Em meio a tramóias meticulosamente elaboradas, Jean-Pierre Jeunet agrada com um humor despretensioso.



Envolvido em uma áurea cult pintada de verde, vermelho e amarelo, Jean-Pierre Jeunet transpira criatividade. Foi assim com seu surreal “Delicatessen”, com o elaborado “Ladrão de Sonhos”, em sua obra prima “O Fabuloso Destino de Amélie Poulain” e em seu belíssimo “Eterno Amor”. Obras que trazem sua personalidade estampada nos diálogos que sempre passeiam pelo deslumbre do improvável, na direção segura e inovadora, ou na fotografia saturada e sempre insanamente colorida.

Em “Mimacs – Um Plano Complicado”, o diretor ironicamente chega descomplicando tudo, trazendo uma história relativamente simples, que não se leva a sério em momento algum. Ela começa nos apresentando Bazil, um pobre infeliz que, após levar uma bala perdida na cabeça (que permaneceu alojada por lá mesmo), vê sua vida virar de pernas para o ar. Enquanto ficou internado para cuidar de seu ferimento, ele tem todos os bens roubados de sua humilde moradia, além de perder o emprego na locadora de vídeos.

Com uma mão na frente e outra atrás, o destino de Bazil acaba sendo morar na rua, e lá conhece Placard, um velho presidiário boa praça que trata de apresentar o jovem mendigo para uma verdadeira gangue de maltrapilhos que vive em uma fortaleza feita de sucata. Unidos, eles formam uma grande e disfuncional família, que consegue tirar do lixo seu sustento, além de outras coisas um tanto quanto incríveis, por sinal.

O fato é que Bazil quer vingança. Quando criança, ele perdeu o pai, vítima de uma mina terrestre no oriente médio. Além disso, toda sua dignidade foi para o ralo depois do maldito tiro acidental que levou, ou seja, os verdadeiros vilões desta história são os mercadores da morte Nicolas Thibault de Fenouillet (dono da “Les Arsenaux D’Aubervilliers”, empresa fabricante da bala alojada em sua cabeça) e François Marconi ( dono da “La Vigilante De L’Armement”, empresa fabricante da mina terrestre que matou seu pai). Coincidentemente, as duas empresas concorrentes estão localizadas uma de frente para outra, como se estivessem se encarando para uma briga.

Começa então o plano mirabolante e complicado de Bazil, que é, basicamente, por meio de tramóias muito bem planejadas, e principalmente, bem executadas, colocar Marconi e Fenouillet em guerra.
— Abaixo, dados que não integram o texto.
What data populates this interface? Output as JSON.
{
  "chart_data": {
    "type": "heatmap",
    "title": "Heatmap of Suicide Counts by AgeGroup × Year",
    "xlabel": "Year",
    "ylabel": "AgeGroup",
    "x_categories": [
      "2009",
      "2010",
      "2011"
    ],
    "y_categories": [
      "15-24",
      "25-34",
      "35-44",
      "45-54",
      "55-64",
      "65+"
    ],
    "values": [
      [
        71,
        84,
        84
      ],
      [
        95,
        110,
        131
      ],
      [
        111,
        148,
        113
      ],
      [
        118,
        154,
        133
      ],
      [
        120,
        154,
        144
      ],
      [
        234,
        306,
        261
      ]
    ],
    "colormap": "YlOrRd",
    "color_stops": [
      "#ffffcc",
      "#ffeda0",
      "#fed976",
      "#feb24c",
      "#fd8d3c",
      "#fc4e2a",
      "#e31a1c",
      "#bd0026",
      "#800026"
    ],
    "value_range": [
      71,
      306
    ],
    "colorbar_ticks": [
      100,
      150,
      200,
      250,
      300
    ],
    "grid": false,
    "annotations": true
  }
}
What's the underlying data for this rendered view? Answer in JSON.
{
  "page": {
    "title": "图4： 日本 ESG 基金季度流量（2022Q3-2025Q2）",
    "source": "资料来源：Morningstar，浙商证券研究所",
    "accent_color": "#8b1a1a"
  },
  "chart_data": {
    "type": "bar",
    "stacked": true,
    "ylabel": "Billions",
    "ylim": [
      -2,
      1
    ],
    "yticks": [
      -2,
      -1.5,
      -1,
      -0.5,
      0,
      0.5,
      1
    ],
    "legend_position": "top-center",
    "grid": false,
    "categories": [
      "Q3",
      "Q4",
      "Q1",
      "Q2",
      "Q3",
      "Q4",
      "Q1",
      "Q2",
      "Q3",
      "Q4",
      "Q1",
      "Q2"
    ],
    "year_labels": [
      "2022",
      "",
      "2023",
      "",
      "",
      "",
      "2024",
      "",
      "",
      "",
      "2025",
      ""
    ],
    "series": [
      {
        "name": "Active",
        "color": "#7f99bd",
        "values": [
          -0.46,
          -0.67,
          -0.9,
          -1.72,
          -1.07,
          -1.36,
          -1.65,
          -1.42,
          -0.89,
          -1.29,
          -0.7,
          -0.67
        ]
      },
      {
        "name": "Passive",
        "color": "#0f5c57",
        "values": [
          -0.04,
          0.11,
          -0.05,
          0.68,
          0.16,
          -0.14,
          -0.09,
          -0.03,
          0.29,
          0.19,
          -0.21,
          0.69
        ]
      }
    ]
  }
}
Apesar do humor de excelente bom gosto, e do texto requintado (assinado pelo próprio Jeunet, juntamente a Guillaune Laurant), este não acaba sendo um dos melhores roteiros trabalhados pelo diretor. Claramente, a história ganha ares vertiginosos pelos rebuscados diálogos adotados, mas lá pelo meio do segundo ato, quando a trama está completamente exposta, o longa fica basicamente estacionado na elaboração de armadilhas e golpes, demonstrando um ar realmente despretensioso.

O grande diferencial é a direção brilhante de Jeunet, que eleva muito o nível da obra. Adotando seu peculiar tom melancólico, ele abusa, assim como em o “Ladrão de Sonhos” e “Delicatessen”, dos cenários poluídos e carregados, onde em meio à bagunça e o caos, sempre há um espírito acolhedor. Utilizando de um tom teatral, bastante mambembe, todas as tramóias são uma homenagem para aquela típica aventura cômica, de um “inspetor bugiganga” amalucado, mas não pelo fato da modernidade ou algo do gênero, a referência aqui é a excentricidade dos planos em questão. A trilha sonora funciona perfeitamente com o andamento, mas não chama tanta atenção como em suas obras anteriores.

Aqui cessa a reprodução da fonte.